Hot New Joint: "Real Friends" by Kanye West
Yeezy season approaching.
How long have we been waiting to say that phrase but really
mean it?
Following a year of false starts and one-off singles, Kanye West announced the release day for his long gestating seventh album, Swish,formerly known as So Help Me God. The
announcement arrived following the maddening and perplexing release strategy
behind a new single, the brilliant and breathtaking “Real Friends”—a song that
may or may not usher in the return of his GOOD Friday music series and a song
that may or may not be on the album’s final tracklist.
We all expected the album to arrive around this time last
year, following the bizarre Paul McCartney collaborative singles “Only One” and
“FourFiveSeconds,” following the release of his clothing line with Adidas and
the use of the song “Wolves” (rumored to be the first track on the album)
during the runway show, and following the release of the bombastic single “All
Day.”
Kanye ended 2015 the same way he finished out 2014—by
releasing a new song, with little to no explanation, via the internet. Last
year, it was “Only One.” This year, it was the tepid Nike diss track “FACTS.”
Arriving a week later, “Real Friends” proves that “FACTS”
was just a piss take, and that Kanye hasn’t lost his focus, or his ability to
make thought provoking, emotionally driven music.
Probably one of the most polarizing figures in popular
culture right now, unless you are a fan like I am, you probably don’t think of
the words “thought provoking” or “emotionally driven” when you think about
Kanye West. If you aren’t a fan, you probably think about his public
persona—his marriage to Kim Kardashian, the “Taylor Swift incident,” those
unfortunate Jimi Hendrix memes that occasionally pop up in my Facebook feed,
et. al.
Kanye has done thought provoking and emotionally driven
before—with songs like “Street Lights,” “Coldest Winter,” and “Runaway.” And
here, he does it again, with outstanding results. “Real Friends” is a stark,
mournful meditation on friends and family, and the ever-widening gaps that,
through no direct fault of our own, are created between us.
Part of what makes “Real Friends” such a triumph is the
music—specifically, the eerie, distant, and somber piano loop that runs
throughout, punctuated only by a sparse, skeletal beat to drive the song along.
The real triumph, however, is how West tackles the subject
matter.
“How many of us are
real friends,” he asks. “I'm a
deadbeat cousin, I hate family reunions,” he states later on, before the
line that resonated the most with me—“I
couldn't tell you how old your daughter was/Couldn't tell you how old your son
is.”
How many of us are real friends?
After listening to this song at my desk at work a few times
on Friday, I posted that very statement as my Facebook status update—in retrospect,
possibly a dumb idea that came off as ‘vaguebooking.’ My hope was that with the
amount of times I had shared the link for the Pitchfork story on “Real
Friends”’s release, people would get what I was talking about. And a few people
did—but most people didn’t, and they thought I was asking a serious question.

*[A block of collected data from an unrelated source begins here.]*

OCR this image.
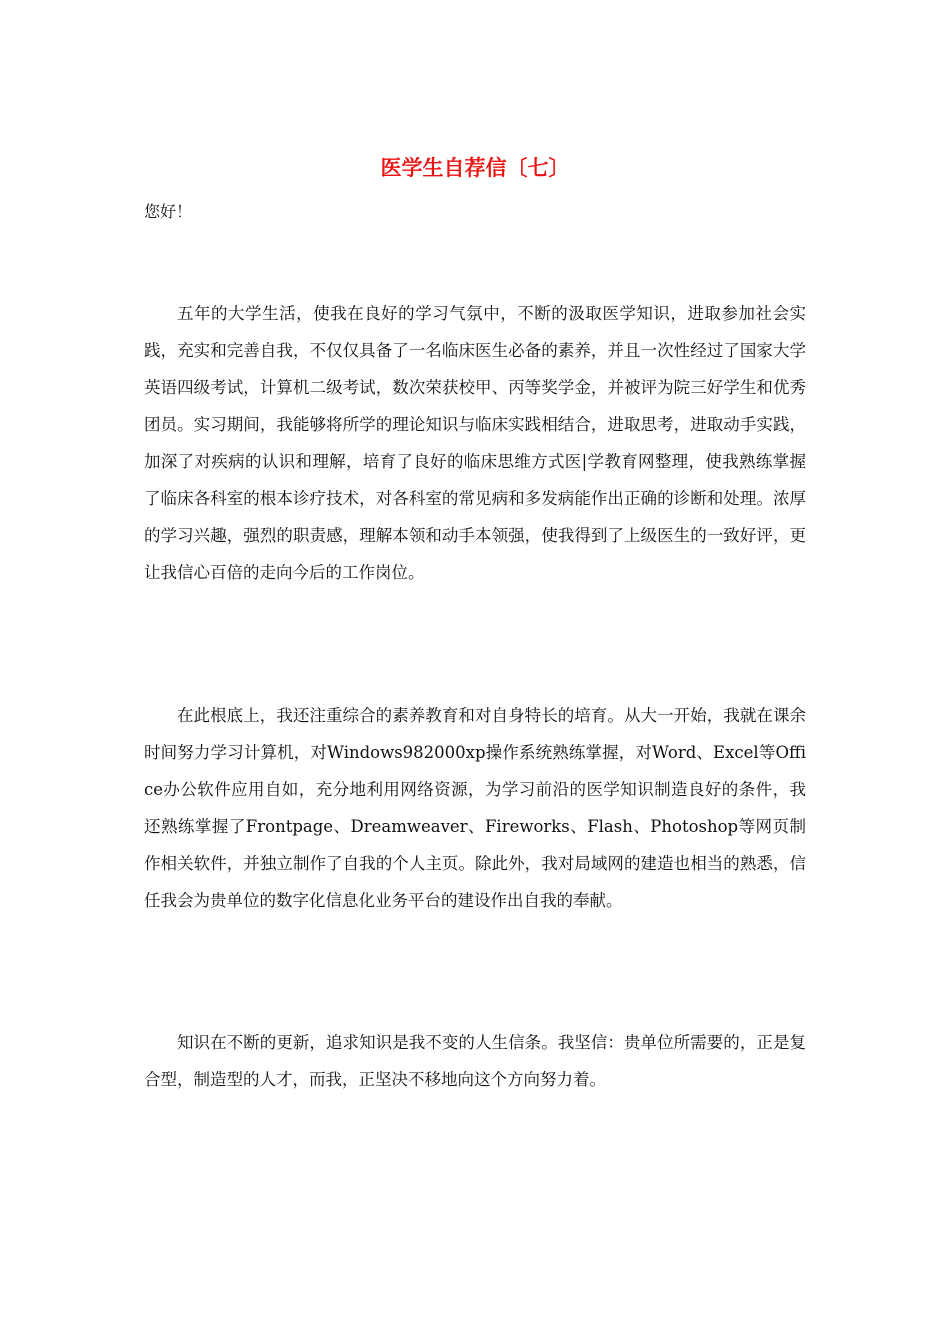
医学生自荐信〔七〕

您好！

五年的大学生活，使我在良好的学习气氛中，不断的汲取医学知识，进取参加社会实践，充实和完善自我，不仅仅具备了一名临床医生必备的素养，并且一次性经过了国家大学英语四级考试，计算机二级考试，数次荣获校甲、丙等奖学金，并被评为院三好学生和优秀团员。实习期间，我能够将所学的理论知识与临床实践相结合，进取思考，进取动手实践，加深了对疾病的认识和理解，培育了良好的临床思维方式医|学教育网整理，使我熟练掌握了临床各科室的根本诊疗技术，对各科室的常见病和多发病能作出正确的诊断和处理。浓厚的学习兴趣，强烈的职责感，理解本领和动手本领强，使我得到了上级医生的一致好评，更让我信心百倍的走向今后的工作岗位。

在此根底上，我还注重综合的素养教育和对自身特长的培育。从大一开始，我就在课余时间努力学习计算机，对Windows982000xp操作系统熟练掌握，对Word、Excel等Office办公软件应用自如，充分地利用网络资源，为学习前沿的医学知识制造良好的条件，我还熟练掌握了Frontpage、Dreamweaver、Fireworks、Flash、Photoshop等网页制作相关软件，并独立制作了自我的个人主页。除此外，我对局域网的建造也相当的熟悉，信任我会为贵单位的数字化信息化业务平台的建设作出自我的奉献。

知识在不断的更新，追求知识是我不变的人生信条。我坚信：贵单位所需要的，正是复合型，制造型的人才，而我，正坚决不移地向这个方向努力着。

But how many of us our real friends?
I have 567 Facebook friends. Some of them are people I see
on a regular basis. Some of them are friends from college, or from high school,
or even from grade school. Some of them are friends of friends, or people I’ve
only met a handful of times. Some of them, thanks to that essay I wrote about
“The Rabbit Life,” are people that I’ve never met at all, but sought me out on
social media.
I couldn’t tell you how old your daughter was. I couldn’t
tell you how old your son is.
One of my closest friends from college has a daughter, and
another child on the way. The last time I saw him was a year and a half go—a
brief exchange on a Sunday morning over a cup of coffee as he was passing
through town. I don’t know how old his kid is. Four? Maybe five? It’s not my
job to know that. There’s a good chance I’ll never meet his daughter, and I
have no idea when I’ll see him again.
Real friends.
I think that’s why this song is speaking volumes to me,
because whether you realize it or not, we’ve all been here; and some of us are
still here. We create these façades of relationships, but how many of us put in
the work to maintain a real
friendship—like going out of your way to see one another when you live in
different cities, or making time for that phone call or for keeping up your end
of an email exchange.
How many of us are real friends.
It’s an uncomfortable question that “Real Friends” asks
under the guise of a pop song. And it’s a question that is never really
answered within the song. Sure, there’s a musical resolution—a sweeping,
gorgeous moment right before the end, but there is little to no resolve for
West, or for us. “I guess I get what I
deserve, don’t I,” he asks, but no one is there to answer.
“Real Friends” is a transcendent moment for West and his
career. It welcomes him back as a serious artist with an actual intent in his
music. It’s not a straight up banger like “All Day,” was, but rather, it’s a
song that actually has something to say—something that makes it its own special
kind of “hot fire,” and it’s an evocative moment in time that in a sense,
captures the awfulness of the human condition.